A criação do Gabinete de Investigações Sociais representou de facto uma ruptura, embora disfarçada, por motivos óbvios. Mas esta ruptura estava de há muito latente, traduzindo-se pelo quase total apagamento dos temas corporativos e pelo maior desenvolvimento possível dos temas sociais em geral. Ao longo dos doze anos da Revista do GEC1foram muitos os cuidados a ter. E, provavelmente, foi a chancela da Mocidade Portuguesa que evitou uma análise mais atenta por parte da “mesa censória”, em matéria ideológica. Mas na passagem do GEC para o GIS esses cuidados não foram menores. O editorial do último número da Revista do Gabinete de Estudos Corporativos (o n.º 48), intitulava-se “A transferência do Gabinete para a Universidade Técnica”, e nele se diziam palavras tranquilizadoras: “antecipadamente se conta com a aquiescência dos actuais assinantes desta revista, no sentido de considerarem como sua continuação a nova revista a lançar”. O conhecimento de qual seria a tal “nova revista a lançar” viria a ser dado depois, caso a caso, aos assinantes da antiga. Mas ao surgir o primeiro número da nova revista — a Análise Social — nem a mais pequena referência é feita ao Gabinete de Estudos Corporativos e à revista cessante. Porque se queria que tudo começasse de novo. “A revista Análise Social — diz-se na apresentação — é uma publicação trimestral editada pelo Gabinete de Investigações Sociais, recentemente criado na Universidade Técnica de Lisboa e funcionando junto do Instituto Superior de Ciências Económicas e Financeiras”. Assim, sem mais! Como se tudo começasse ali! Era uma espécie de divórcio por mútuo consentimento, mas evitando testemunhas incómodas. A Análise Social deveria ser julgada (e só) pelo que viesse a ser.

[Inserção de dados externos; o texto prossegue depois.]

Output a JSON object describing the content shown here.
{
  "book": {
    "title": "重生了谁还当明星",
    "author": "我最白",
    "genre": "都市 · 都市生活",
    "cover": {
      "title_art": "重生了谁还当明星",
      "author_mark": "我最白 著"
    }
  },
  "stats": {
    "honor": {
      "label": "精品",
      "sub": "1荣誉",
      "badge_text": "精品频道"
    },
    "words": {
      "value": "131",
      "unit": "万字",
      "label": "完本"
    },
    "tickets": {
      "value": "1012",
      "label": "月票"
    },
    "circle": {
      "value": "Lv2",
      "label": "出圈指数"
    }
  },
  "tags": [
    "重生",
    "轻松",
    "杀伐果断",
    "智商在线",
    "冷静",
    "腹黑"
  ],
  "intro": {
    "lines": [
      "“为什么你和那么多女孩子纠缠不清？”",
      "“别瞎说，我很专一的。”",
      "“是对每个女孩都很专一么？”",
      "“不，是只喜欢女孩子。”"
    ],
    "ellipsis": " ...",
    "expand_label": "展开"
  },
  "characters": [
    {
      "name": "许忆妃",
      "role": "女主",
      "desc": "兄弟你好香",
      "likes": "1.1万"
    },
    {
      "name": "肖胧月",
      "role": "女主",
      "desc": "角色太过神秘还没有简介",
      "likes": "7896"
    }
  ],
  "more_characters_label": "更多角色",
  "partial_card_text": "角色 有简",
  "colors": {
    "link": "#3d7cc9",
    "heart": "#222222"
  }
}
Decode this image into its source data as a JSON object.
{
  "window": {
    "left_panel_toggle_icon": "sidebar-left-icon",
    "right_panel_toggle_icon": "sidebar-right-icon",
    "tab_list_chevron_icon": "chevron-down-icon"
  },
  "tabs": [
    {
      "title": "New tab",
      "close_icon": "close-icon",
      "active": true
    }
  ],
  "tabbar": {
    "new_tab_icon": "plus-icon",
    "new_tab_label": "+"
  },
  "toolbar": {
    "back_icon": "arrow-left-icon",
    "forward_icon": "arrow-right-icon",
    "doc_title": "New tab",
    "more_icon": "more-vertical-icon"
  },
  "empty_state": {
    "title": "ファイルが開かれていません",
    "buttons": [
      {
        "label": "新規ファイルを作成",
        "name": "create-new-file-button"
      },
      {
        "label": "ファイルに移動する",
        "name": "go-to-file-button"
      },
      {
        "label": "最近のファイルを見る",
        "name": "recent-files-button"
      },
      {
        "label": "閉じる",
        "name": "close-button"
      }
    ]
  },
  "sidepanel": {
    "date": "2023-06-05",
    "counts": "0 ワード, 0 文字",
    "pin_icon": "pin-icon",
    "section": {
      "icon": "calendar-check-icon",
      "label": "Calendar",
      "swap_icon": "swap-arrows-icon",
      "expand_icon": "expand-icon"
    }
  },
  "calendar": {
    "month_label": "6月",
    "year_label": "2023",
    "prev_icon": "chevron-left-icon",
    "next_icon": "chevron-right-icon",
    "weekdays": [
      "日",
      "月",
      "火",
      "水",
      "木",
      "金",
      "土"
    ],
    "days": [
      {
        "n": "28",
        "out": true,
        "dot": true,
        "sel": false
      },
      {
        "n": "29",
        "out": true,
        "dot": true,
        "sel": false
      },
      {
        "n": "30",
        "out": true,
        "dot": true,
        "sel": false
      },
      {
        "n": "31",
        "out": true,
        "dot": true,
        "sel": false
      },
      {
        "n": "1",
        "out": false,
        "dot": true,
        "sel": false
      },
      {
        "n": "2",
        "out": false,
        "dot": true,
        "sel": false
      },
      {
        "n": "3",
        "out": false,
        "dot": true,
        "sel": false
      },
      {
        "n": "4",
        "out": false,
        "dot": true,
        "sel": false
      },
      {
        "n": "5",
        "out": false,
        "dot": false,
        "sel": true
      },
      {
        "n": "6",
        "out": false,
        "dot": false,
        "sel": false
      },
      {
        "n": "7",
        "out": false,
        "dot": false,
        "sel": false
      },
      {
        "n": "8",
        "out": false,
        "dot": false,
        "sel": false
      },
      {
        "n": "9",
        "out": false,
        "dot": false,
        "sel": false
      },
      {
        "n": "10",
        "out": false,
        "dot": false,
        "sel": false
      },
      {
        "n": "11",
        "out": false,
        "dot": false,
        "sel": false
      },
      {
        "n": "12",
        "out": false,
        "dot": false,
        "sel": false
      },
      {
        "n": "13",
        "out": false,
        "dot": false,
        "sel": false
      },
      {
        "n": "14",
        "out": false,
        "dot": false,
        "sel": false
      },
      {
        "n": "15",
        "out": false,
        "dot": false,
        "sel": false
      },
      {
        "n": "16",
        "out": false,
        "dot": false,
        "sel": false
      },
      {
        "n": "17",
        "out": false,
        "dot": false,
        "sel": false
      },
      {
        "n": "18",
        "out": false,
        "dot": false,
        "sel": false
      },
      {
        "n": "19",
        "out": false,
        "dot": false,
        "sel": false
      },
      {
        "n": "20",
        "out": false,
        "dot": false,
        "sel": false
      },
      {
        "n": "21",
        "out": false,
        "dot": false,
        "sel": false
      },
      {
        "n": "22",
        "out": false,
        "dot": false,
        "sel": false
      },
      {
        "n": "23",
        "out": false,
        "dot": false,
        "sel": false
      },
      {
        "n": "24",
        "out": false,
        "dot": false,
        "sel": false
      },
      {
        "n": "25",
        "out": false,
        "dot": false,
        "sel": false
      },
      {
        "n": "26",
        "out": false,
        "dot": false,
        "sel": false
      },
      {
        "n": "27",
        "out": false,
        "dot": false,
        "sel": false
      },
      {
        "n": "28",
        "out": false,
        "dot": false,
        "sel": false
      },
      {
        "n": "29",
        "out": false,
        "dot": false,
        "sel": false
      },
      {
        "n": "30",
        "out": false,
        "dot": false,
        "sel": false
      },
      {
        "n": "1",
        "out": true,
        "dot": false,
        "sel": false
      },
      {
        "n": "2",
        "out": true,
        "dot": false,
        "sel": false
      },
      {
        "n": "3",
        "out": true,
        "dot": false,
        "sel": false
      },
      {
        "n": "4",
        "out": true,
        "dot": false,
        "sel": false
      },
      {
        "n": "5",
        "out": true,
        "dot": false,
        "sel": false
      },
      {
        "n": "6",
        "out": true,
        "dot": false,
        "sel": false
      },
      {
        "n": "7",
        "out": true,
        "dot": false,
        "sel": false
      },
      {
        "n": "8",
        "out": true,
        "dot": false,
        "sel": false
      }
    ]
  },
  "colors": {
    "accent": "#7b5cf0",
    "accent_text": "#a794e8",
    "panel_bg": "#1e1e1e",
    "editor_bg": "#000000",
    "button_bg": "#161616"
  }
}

É também a altura de abrir aqui um parêntesis sobre o nome da nova revista. Porque havia dois nomes possíveis; e porque a opção escolhida tem um significado próprio. Assim, se o novo Gabinete se chamava “de Investigações Sociais”, natural seria que a nova revista se chamasse Investigação Social. Porquê, então se optou por Análise Social? Agora, passado meio século, a memória recusa-se a enumerar os prós e os contras de ambos aqueles nomes, embora já houvesse um paralelismo com o Gabinete de Investigações Económicas, também no ISCEF, cuja revista se chamava Análise Económica. Mas não estaremos muito longe da verdade se dissermos que o nome Investigação Social sugeria mais o estudo de teorias e de doutrinas, enquanto Análise Social se afigurava mais abrangente, comportando também as políticas de cariz social, de que o país tanto carecia, e para as quais a população universitária se mostrava tão sensível. A prová-lo esteve o rápido esgotamento dos 3000 exemplares do n.º 7-8, sobre “Aspectos sociais do desenvolvimento económico em Portugal”, logo no ano seguinte ao arranque da revista, como “número especial comemorativo do cinquentenário do ISCEF”. E não há exagero se dissermos que a publicação desse número marcou definitivamente o futuro da Análise Social.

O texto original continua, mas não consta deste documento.